Families are trimming plans to pay for college, survey finds

George Washington University students give their opinion on new legislation that will affect how credit card companies can market their products on college campuses.
By Ylan Q. Mui
Washington Post Staff Writer
Tuesday, October 5, 2010; 12:02 AM

American families are scaling back plans to pay for their children's college education as the stunted economic recovery continues to weigh on household budgets, according to a survey to be released Tuesday that was commissioned by college lender Sallie Mae.

The study, which was conducted by Gallup, found that the percentage of families who planned to make little or no contribution to tuition increased, while the percentage who expected to cover more than half of expenses decreased. The trends were particularly pronounced in Hispanic families, where the number who thought they could only pay a little jumped from 12 percent to 35 percent.

In addition, the percentage of families who said the reason they are not socking away money for college is that they cannot afford it rose from 62 percent last year to 68 percent this year.

"They're adjusting their expectations to the economic conditions, both generally and what they may be experiencing on the individual level," said Bill Diggins, Gallup's lead researcher on the survey.

Still, the study found that even though families are financially stressed, saving for college remained a priority. About one-fifth of families reported it as a top financial goal - up from 14 percent last year and on par with those who rank saving for retirement as the priority.

The rising cost of college education has become a flashpoint in Washington as the recession hampered families' ability to foot the bill. According to a survey by the nonprofit College Board, which administers standardized tests, the cost of attending a private university has risen 2.6 percent a year over the past decade, while public college jumped nearly 5 percent annually. President Obama is slated to hold a summit Tuesday on the state of the nation's community colleges, which have become an increasingly popular option for students seeking affordable alternatives to four-year institutions.

On average, families have saved about $28,000 to pay for college. About 12 percent of that money is in 529 plans, while 14 percent comes from general savings accounts or certificates of deposit. Another 21 percent comes from investments, but the largest portion of that money - 23 percent - is in retirement savings.

Sallie Mae senior vice president Sarah Ducich said the finding that families are relying heavily on retirement accounts "is a little bit disturbing."

Financial experts say that raiding retirement accounts to pay for children's college can be risky. There are tax penalties and other fees if money is withdrawn from the accounts early, and loans against a retirement plan come with restrictions on how quickly they must be paid off and the amount that can be borrowed.
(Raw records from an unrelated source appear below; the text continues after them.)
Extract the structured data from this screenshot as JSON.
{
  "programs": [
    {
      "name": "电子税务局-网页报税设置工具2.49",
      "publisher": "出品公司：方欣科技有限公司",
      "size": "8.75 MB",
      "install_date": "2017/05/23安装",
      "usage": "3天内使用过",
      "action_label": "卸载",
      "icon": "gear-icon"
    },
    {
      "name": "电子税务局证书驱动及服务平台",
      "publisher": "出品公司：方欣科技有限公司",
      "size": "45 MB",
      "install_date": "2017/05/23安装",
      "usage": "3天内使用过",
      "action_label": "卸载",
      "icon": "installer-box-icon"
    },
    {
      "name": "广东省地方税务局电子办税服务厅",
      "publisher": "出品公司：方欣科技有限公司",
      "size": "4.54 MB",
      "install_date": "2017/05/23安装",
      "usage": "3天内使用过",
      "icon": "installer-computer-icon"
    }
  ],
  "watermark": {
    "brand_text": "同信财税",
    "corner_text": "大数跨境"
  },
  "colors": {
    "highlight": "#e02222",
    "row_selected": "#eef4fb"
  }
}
"The education and the retirement are two different buckets. We would never put them together," said Marcia Tillotson, senior vice president of investments for Wells Fargo Advisors. "You can borrow for college. You cannot borrow for retirement."

The study also found that although low-income families saved less money than wealthy households, they still put away an average of $1,788 annually toward college. For families making less than $35,000, that represents about 8 percent of their budget - the largest percentage of any income level. Families making more than $100,000, for example, saved 2.6 percent of their income.

Ducich said the finding underscores the value of college education to poor families, many of whom may not have had similar opportunities.

"For these families, that's the ticket out," she said.